Он говорил нежно и весело, но Ариана уловила в его голосе глухую тревогу. Он всегда переживал за нее.— Все хорошо, пап, все прекрасно, — поспешила она его успокоить, и голос сам собой смягчился. — Работа... сложная, но интересная. Я... я многому учусь.
Она сделала паузу, подбирая слова. Сердце стучало в ушах.
— Пап, а помнишь, ты когда-то работал над большими проектами? Модернизировал системы... для крупных компаний?
На другом конце провода воцарилась тишина, такая густая, что Ариане показалось, будто связь прервалась.
— Папа?
— Работал... — наконец ответил отец, и его голос стал отстраненным, плоским. — Было дело. Давно. Зачем тебе?
— Просто... я сегодня в архиве старые документы смотрела, — старалась говорить как можно легче, почти небрежно, — и там попался один технический акт. И там была твоя подпись. Я ее сразу узнала.
Она услышала, как он резко вздохнул.
—И что? — прозвучало резко, почти грубо. — Мало ли где я что подписывал. Выбрось это из головы, Ариша. Нечего тебе в этом старье копаться.
— Но пап, это же часть твоего опыта! — не удержалась Ариана, в ее голосе прозвучали мольба. — Это же... это солидная компания была. Такой опыт... Может, стоит попробовать восстановить какие-то контакты? Я сейчас... я сейчас в нужном месте, я могу помочь, могу узнать...
— Нет! — это слово прозвучало как удар хлыста, заставив Ариану вздрогнуть. Последовала пауза, и когда отец заговорил снова, в его голосе слышалась лишь бесконечная усталость и смирение. — Ничего не нужно узнавать. Никаких контактов. Все это в прошлом. Забудь, хорошо? Просто забудь.
Ей хотелось крикнуть:"Но я не могу забыть! Я вижу, как ты страдаешь! Я хочу помочь!".Но она слышала его тон — это был голос человека, который смирился со своей болью, как с хронической болезнью, и не верил уже ни в какое исцеление.
— Хорошо, пап, — тихо сказала Ариана, чувствуя, как по щеке скатывается предательская слеза. — Как скажешь.
— Ты не переживай за меня, — вдруг смягчился он, сожалея, что сорвался. — У тебя своя жизнь. Добейся всего. Только будь осторожна, слышишь? Очень осторожна.— Я слышу, пап. Как там мама?
— Устала, спит. Поболтаете в следующи раз. Я люблю тебя, дочка.
— Я тебя тоже, папа. И очень скучаю.
Они поболтали еще пару минут, а потом отец, ссылаясь на начавшийся по телевизову футбольный матч, попрощался с ней. Ариана положила трубку и еще долго сидела в тишине, прижимая телефон к груди.

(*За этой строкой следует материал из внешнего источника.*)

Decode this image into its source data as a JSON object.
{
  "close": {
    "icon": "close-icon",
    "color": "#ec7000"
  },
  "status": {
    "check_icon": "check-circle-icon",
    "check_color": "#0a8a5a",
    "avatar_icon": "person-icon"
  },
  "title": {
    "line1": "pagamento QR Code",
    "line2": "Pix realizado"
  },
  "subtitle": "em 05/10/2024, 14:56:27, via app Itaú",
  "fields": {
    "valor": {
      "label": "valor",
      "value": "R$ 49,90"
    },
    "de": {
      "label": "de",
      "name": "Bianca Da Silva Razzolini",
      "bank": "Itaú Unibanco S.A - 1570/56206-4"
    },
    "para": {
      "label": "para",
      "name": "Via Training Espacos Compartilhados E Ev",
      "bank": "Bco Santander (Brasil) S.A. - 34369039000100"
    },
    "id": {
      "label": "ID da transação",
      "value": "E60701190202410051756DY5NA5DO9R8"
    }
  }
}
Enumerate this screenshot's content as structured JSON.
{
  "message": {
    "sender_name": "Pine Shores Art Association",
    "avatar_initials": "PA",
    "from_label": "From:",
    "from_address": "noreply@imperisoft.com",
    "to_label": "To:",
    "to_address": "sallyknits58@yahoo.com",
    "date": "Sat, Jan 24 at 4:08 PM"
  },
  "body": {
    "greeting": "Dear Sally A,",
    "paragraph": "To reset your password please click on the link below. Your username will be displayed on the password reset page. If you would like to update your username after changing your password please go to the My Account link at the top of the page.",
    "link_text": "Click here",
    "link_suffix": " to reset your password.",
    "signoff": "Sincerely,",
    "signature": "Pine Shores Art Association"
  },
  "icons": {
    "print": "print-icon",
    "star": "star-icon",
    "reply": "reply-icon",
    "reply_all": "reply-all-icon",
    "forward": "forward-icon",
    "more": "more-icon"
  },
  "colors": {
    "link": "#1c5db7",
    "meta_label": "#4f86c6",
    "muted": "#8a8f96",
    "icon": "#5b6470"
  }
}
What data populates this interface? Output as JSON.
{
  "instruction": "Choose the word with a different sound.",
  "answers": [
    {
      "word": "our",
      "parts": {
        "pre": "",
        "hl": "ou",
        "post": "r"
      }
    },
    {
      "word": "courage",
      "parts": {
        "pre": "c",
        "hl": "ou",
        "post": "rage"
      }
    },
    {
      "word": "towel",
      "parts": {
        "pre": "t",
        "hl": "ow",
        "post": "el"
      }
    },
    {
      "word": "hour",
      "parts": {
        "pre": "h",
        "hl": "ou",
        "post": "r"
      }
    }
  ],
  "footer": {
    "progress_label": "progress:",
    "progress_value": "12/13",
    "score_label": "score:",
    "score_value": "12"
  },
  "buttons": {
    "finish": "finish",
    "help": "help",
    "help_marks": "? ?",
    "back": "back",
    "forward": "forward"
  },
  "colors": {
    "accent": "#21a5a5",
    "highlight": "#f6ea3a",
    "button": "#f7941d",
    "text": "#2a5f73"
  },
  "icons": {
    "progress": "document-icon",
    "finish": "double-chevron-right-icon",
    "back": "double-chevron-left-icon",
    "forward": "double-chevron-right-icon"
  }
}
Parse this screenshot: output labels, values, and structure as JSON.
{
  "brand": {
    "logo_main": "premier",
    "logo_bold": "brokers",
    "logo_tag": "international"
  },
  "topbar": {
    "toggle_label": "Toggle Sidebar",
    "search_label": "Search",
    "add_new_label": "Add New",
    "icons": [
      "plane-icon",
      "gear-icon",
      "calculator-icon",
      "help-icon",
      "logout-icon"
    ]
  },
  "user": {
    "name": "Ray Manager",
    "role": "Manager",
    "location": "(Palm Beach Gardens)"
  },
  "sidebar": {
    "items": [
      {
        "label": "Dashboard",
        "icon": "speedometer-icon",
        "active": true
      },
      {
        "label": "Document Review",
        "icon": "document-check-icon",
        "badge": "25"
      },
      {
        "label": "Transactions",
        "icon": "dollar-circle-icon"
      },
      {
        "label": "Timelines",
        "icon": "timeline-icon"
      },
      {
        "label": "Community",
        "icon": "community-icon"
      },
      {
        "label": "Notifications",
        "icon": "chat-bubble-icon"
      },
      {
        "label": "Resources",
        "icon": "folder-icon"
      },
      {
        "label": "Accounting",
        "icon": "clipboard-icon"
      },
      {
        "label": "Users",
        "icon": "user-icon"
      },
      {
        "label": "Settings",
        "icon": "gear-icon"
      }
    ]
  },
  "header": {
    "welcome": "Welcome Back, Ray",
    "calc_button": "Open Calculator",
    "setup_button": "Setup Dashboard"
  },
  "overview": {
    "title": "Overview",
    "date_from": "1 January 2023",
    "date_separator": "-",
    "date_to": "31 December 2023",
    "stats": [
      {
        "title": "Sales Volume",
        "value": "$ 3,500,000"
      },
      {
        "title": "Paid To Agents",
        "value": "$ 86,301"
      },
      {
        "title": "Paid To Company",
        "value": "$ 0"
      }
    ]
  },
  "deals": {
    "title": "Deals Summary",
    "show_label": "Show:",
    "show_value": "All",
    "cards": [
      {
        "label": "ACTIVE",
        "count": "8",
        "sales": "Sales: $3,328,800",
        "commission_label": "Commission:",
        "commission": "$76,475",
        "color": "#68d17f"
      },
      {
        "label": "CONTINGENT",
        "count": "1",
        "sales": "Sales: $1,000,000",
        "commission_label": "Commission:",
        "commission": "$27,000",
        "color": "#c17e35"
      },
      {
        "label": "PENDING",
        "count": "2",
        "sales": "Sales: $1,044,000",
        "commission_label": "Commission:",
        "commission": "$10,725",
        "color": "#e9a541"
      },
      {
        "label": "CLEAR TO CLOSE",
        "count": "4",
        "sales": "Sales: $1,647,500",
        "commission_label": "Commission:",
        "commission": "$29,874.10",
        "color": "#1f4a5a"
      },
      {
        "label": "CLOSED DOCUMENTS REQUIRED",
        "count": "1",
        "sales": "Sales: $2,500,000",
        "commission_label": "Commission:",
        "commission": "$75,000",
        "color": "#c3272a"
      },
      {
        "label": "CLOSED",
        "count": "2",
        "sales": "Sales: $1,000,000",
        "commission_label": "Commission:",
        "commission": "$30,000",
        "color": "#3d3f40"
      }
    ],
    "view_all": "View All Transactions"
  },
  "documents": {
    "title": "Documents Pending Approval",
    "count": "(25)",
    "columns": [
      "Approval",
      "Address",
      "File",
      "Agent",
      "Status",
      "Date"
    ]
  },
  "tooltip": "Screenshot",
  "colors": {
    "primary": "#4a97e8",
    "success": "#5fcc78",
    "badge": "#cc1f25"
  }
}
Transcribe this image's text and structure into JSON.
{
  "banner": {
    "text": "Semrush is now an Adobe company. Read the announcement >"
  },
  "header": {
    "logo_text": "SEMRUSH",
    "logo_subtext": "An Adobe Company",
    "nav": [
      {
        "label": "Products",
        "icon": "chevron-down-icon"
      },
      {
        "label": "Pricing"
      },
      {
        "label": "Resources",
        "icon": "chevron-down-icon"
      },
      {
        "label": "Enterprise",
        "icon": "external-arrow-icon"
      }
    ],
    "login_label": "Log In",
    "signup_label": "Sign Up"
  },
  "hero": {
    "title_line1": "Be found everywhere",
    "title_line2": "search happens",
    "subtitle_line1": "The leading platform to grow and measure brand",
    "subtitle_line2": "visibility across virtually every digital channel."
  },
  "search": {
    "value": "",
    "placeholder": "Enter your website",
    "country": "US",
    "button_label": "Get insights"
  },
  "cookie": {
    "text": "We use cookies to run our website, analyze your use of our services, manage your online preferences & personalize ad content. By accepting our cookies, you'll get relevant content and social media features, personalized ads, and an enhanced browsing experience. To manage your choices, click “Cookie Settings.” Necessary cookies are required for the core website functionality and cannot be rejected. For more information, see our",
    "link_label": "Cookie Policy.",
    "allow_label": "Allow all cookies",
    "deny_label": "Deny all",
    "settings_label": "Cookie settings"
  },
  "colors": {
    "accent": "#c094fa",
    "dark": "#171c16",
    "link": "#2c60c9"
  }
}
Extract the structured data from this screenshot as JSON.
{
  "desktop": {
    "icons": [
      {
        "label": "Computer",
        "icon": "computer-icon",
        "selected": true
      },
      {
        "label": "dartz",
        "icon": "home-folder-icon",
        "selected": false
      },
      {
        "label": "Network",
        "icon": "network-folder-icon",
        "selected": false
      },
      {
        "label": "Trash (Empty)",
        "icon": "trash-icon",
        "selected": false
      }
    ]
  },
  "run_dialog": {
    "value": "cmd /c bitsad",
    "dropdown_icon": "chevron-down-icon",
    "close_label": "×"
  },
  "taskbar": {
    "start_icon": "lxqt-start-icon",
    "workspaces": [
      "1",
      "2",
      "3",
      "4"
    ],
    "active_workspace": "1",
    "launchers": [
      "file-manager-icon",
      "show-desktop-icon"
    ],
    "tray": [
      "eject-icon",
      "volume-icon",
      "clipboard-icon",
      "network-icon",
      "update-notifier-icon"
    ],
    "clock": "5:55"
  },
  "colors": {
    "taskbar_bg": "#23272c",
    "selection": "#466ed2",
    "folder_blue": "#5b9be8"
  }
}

Страх ее отца был парализующим, стремительным, он охлаждал пылкую наивную надежду, что грела ее весь день. Но Ариана не сдавалась. Его слова "будь осторожна" звучали в ее ушах не как предостережение, а как подтверждение. Значит, там действительно что-то было. Что-то, чего он боялся.
И если отец не готов бороться, то она будет бороться за него, за маму, за их семью. И ее самым мощным, хоть и самым опасным оружием, была зарождающаяся, запретная вера в то, что человек, которого она должна бояться больше всех на свете, — Марк Вольский, — может оказаться ее единственным союзником.